Bölgeye barış ve huzur gelmesinin öncellikli yolunun Kudüs'ten geçtiğini ifade eden Arslan, "Hz. Davut'un Kudüs'e hâkimiyeti insanlığa saadet getirmiştir. Hz. Süleyman'ın Kudüs'e hâkimiyeti insanlığa huzur getirmiştir. Hz. Ömer Kudüs'ü fethetmiş ve oradaki tüm insanların can ve mal emniyetini sağlamış, bölgeye huzur ve saadet getirmiştir.

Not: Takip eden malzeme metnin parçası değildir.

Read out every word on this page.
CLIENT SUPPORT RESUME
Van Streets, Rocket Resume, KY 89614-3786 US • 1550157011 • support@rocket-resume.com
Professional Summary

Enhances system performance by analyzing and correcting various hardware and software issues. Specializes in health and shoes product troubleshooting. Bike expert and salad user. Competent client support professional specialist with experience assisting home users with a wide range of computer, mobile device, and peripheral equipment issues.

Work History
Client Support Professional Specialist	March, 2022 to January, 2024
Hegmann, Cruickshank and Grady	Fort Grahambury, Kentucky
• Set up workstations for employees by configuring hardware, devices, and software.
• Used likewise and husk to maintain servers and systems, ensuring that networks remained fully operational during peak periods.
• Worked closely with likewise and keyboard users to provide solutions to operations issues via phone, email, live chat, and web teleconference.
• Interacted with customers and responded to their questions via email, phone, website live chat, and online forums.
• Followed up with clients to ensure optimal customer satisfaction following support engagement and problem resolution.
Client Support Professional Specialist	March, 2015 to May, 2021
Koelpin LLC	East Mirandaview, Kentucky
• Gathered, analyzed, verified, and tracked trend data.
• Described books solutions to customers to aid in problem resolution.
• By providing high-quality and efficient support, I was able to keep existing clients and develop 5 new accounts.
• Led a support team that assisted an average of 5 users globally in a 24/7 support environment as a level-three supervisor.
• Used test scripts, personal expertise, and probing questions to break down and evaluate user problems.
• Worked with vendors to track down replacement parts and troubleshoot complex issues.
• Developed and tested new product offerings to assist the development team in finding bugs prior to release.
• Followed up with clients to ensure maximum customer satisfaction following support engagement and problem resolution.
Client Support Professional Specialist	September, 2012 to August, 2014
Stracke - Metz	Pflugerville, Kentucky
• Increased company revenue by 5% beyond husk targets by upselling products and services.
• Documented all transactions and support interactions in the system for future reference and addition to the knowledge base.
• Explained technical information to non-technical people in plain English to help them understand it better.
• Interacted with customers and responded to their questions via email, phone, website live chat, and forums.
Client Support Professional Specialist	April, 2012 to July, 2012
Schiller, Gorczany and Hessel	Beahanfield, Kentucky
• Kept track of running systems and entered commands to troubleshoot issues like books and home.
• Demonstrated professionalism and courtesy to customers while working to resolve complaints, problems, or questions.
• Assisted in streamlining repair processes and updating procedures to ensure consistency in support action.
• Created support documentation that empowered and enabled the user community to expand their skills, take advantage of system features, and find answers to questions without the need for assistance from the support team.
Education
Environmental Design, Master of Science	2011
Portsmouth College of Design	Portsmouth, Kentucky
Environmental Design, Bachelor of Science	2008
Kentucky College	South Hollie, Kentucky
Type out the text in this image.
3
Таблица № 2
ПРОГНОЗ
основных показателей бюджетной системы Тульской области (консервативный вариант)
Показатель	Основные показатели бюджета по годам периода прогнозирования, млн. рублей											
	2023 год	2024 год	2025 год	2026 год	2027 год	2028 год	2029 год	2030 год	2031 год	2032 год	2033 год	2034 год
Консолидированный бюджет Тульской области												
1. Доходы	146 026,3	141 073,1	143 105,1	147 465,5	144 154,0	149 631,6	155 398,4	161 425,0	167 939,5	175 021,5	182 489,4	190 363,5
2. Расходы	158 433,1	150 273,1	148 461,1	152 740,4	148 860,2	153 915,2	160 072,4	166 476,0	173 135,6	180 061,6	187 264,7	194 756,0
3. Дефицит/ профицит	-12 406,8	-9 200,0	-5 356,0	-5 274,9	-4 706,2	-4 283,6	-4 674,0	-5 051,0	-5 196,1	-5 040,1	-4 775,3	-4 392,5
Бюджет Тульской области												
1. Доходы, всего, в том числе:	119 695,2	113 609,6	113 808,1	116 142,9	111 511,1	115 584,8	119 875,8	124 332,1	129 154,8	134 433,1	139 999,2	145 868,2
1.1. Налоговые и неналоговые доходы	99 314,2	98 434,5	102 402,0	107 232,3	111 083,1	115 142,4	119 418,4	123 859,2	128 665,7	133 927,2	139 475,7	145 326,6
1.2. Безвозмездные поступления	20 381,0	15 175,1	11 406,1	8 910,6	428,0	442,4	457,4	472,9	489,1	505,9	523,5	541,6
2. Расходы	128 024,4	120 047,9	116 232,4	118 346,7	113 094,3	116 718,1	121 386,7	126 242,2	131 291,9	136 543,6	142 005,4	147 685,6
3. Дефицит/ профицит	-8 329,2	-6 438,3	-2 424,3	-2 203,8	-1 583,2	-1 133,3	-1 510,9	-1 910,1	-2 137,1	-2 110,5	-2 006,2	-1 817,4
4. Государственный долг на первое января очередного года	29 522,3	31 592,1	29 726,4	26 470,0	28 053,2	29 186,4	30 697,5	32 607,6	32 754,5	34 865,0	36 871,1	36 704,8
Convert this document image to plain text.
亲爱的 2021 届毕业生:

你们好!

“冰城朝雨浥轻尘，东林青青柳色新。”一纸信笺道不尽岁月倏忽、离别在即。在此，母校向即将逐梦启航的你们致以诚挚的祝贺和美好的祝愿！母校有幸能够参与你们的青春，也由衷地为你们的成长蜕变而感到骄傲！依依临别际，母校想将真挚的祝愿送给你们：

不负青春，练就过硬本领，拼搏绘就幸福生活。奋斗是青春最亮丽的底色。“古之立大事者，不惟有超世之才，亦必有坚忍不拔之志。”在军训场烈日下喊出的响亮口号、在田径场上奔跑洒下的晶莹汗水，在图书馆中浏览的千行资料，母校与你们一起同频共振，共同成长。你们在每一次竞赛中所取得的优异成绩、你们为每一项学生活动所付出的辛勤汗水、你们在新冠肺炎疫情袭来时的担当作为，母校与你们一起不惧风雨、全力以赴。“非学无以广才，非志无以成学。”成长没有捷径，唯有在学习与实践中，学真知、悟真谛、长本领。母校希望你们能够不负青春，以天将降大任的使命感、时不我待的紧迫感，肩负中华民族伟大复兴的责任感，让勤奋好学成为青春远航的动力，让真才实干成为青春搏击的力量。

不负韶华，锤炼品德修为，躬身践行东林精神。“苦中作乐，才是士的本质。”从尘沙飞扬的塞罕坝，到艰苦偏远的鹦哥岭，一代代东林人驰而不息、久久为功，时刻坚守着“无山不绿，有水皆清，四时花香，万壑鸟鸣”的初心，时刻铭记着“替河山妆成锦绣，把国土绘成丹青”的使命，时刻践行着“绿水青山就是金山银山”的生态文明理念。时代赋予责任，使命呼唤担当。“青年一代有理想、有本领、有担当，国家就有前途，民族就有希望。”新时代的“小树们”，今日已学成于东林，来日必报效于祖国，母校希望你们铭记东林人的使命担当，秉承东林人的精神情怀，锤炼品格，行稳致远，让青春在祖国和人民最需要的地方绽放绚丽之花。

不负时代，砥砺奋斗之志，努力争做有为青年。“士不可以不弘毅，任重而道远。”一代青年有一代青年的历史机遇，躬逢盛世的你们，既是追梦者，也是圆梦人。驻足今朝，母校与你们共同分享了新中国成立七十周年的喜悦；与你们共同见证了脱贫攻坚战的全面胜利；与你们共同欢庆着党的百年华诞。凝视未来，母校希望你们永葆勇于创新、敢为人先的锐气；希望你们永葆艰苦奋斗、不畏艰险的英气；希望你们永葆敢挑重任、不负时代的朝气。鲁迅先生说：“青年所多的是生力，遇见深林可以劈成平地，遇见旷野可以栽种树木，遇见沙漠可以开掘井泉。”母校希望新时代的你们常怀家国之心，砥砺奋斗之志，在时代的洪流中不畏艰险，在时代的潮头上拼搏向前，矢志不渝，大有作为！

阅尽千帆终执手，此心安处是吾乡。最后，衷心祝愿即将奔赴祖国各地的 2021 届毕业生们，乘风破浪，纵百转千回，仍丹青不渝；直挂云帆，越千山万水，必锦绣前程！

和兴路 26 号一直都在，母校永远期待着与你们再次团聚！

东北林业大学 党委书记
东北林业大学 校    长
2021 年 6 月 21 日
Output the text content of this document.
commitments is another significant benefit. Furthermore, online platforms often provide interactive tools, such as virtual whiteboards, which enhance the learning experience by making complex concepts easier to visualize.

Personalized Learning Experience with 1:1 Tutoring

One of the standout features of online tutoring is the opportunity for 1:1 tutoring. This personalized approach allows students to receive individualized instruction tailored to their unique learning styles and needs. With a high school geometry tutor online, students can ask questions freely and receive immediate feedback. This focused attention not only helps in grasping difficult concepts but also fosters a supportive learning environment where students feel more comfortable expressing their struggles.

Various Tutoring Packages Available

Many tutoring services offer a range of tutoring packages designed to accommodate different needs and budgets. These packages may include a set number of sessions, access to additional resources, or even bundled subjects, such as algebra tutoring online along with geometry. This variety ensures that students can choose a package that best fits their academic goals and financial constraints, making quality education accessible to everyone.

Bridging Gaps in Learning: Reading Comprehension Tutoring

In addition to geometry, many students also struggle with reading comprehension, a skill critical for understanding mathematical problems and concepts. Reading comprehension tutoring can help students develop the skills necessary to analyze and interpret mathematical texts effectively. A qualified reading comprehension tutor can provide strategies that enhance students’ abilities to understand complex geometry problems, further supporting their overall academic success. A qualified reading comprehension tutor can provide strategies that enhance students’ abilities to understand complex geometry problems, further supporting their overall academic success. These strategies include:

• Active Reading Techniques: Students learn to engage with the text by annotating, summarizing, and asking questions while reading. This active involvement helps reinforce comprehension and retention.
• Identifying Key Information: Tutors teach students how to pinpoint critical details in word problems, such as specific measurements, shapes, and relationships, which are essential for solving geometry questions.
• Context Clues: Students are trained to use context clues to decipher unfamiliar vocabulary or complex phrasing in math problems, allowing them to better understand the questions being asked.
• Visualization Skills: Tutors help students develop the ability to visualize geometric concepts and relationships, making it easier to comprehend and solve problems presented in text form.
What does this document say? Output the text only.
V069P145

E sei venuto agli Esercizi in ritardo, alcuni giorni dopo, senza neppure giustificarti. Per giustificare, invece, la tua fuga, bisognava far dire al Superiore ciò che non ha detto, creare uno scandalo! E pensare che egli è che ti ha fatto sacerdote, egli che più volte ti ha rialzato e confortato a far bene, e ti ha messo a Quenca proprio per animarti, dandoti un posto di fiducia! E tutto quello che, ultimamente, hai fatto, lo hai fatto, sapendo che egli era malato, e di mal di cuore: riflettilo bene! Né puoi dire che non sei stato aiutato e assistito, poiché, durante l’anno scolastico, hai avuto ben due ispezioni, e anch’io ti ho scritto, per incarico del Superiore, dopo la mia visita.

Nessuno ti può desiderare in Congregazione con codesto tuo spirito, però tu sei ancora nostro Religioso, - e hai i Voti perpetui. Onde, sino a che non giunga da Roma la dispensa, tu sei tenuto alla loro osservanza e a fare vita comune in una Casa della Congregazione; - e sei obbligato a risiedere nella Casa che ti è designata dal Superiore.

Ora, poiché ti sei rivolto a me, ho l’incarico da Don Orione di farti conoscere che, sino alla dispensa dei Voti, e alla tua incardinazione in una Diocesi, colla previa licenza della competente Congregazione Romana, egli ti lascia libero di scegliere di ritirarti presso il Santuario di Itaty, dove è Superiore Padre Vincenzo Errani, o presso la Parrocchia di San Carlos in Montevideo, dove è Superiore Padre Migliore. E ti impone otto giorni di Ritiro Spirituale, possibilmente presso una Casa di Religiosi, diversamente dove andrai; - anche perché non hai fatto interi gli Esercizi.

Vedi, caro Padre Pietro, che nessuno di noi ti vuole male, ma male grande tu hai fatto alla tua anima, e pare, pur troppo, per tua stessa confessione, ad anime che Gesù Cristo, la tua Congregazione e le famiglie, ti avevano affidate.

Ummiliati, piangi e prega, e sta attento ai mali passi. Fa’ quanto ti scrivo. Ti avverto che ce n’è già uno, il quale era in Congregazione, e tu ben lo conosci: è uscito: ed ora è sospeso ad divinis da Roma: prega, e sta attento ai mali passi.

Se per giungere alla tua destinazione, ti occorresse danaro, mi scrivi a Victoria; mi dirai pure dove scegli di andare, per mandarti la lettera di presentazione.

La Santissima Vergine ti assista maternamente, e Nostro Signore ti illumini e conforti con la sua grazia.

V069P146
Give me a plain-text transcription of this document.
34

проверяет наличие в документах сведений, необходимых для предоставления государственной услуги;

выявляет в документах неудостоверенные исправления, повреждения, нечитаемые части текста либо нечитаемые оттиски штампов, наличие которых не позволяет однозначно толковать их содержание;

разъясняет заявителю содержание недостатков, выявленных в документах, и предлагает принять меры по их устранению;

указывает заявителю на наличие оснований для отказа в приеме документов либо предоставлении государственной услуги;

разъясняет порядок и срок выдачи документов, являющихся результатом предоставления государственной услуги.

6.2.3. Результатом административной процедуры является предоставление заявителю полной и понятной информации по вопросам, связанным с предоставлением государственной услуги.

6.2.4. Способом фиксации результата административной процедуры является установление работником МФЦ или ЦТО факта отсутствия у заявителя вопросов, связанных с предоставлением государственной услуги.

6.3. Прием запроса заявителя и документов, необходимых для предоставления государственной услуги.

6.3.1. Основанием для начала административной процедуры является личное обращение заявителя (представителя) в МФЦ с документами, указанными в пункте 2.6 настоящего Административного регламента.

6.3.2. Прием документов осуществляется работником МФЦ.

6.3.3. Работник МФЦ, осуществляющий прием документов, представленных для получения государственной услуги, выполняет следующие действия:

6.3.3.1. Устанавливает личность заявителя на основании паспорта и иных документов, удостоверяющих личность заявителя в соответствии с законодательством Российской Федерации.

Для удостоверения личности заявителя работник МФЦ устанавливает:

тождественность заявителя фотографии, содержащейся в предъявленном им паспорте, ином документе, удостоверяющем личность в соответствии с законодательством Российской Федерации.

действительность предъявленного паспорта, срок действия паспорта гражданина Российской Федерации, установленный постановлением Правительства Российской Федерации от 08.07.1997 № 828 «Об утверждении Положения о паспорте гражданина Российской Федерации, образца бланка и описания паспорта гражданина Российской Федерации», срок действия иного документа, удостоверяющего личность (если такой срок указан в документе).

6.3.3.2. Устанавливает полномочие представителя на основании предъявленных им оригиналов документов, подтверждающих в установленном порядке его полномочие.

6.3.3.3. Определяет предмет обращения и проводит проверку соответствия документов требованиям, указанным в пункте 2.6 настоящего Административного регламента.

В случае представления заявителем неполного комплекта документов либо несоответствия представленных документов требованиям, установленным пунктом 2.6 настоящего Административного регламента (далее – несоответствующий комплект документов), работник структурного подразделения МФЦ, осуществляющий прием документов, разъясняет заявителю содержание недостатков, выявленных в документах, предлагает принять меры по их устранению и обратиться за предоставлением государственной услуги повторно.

Selahaddin Eyyub-i Kudüs'ü yeniden fethetmiş ve aynı şekilde oradaki tüm insanların her türlü hakkını teminat altına almıştır." şeklinde konuştu.
Arslan, sözlerini şöyle sürdürdü: "Siyonist İsrail'in Mescid-i Aksa, Kudüs ve Filistin'deki politikası Müslümanların parçalanmışlığına endekslidir. Siyonist İsrail'in topraklarımızdaki varlığının vebali tüm İslam ülkelerinindir. Bu küstahlıklar karşısında tüm hükümetler öncelikle Siyonist İsrail'le olan ilişkilerini kesmelidirler. Buradan hükümete ve diğer Müslüman ülkelerin idarecilerine sesleniyor ve diyoruz ki '15 Temmuz kalkışmasındaki, Mısır'daki Sisi darbesinin, Suriye'deki katliamın ve Katar'la ilişkilerin kesilmesinin üst aklı ABD, AB, Rusya ve Siyonist İsrail'dir.' Buradan çağrıda bulunuyoruz: İsrail Büyükelçiliğini kapatın ve büyükelçiyi gönderin. İsrail ile 28 Haziran 2016'da ve önceden imzalanan tüm anlaşmaları feshedin. İsrail ile yeni bir ticari anlaşma imzalamayın, ticaret hacmini küçültün ve kısa sürede sıfırlayın. Mescid-i Aksa'nın tasarruf hakkının Müslümanlarda olduğunu ilan edin ve bunu uygulamalarınızla gösteriniz. Atacağınız doğru ve kararlı adımlarla başta Filistinli Müslümanlar olmak üzere ümmetin yüreğine su serpin ki diğer mazlum coğrafyalar da bu cesaretle silkinebilsin."
"Zafer inananlarındır ve zafer yakındır"
Son olarak Arslan, "Sonuç olarak, inanıyoruz ki zafer inananlarındır ve zafer yakındır. Bütün dünya Müslümanları şunu artık anlamalıdır ki İslam ümmetinin huzuru ve kurtuluşu ancak birlik ve beraberlikte yani kardeşlik ve vahdettedir. Zaman, ümmetin özelde Ortadoğu'da ve dünyanın her tarafında çektiği çile ve ıstıraba 'Artık yeter!' demek için haykırma zamanıdır. Zaman, Haçlı ve Siyonist zihniyetinin dünyalık menfaatleri için Müslümanlara çektirdiğine yeter demenin zamanıdır." dedi.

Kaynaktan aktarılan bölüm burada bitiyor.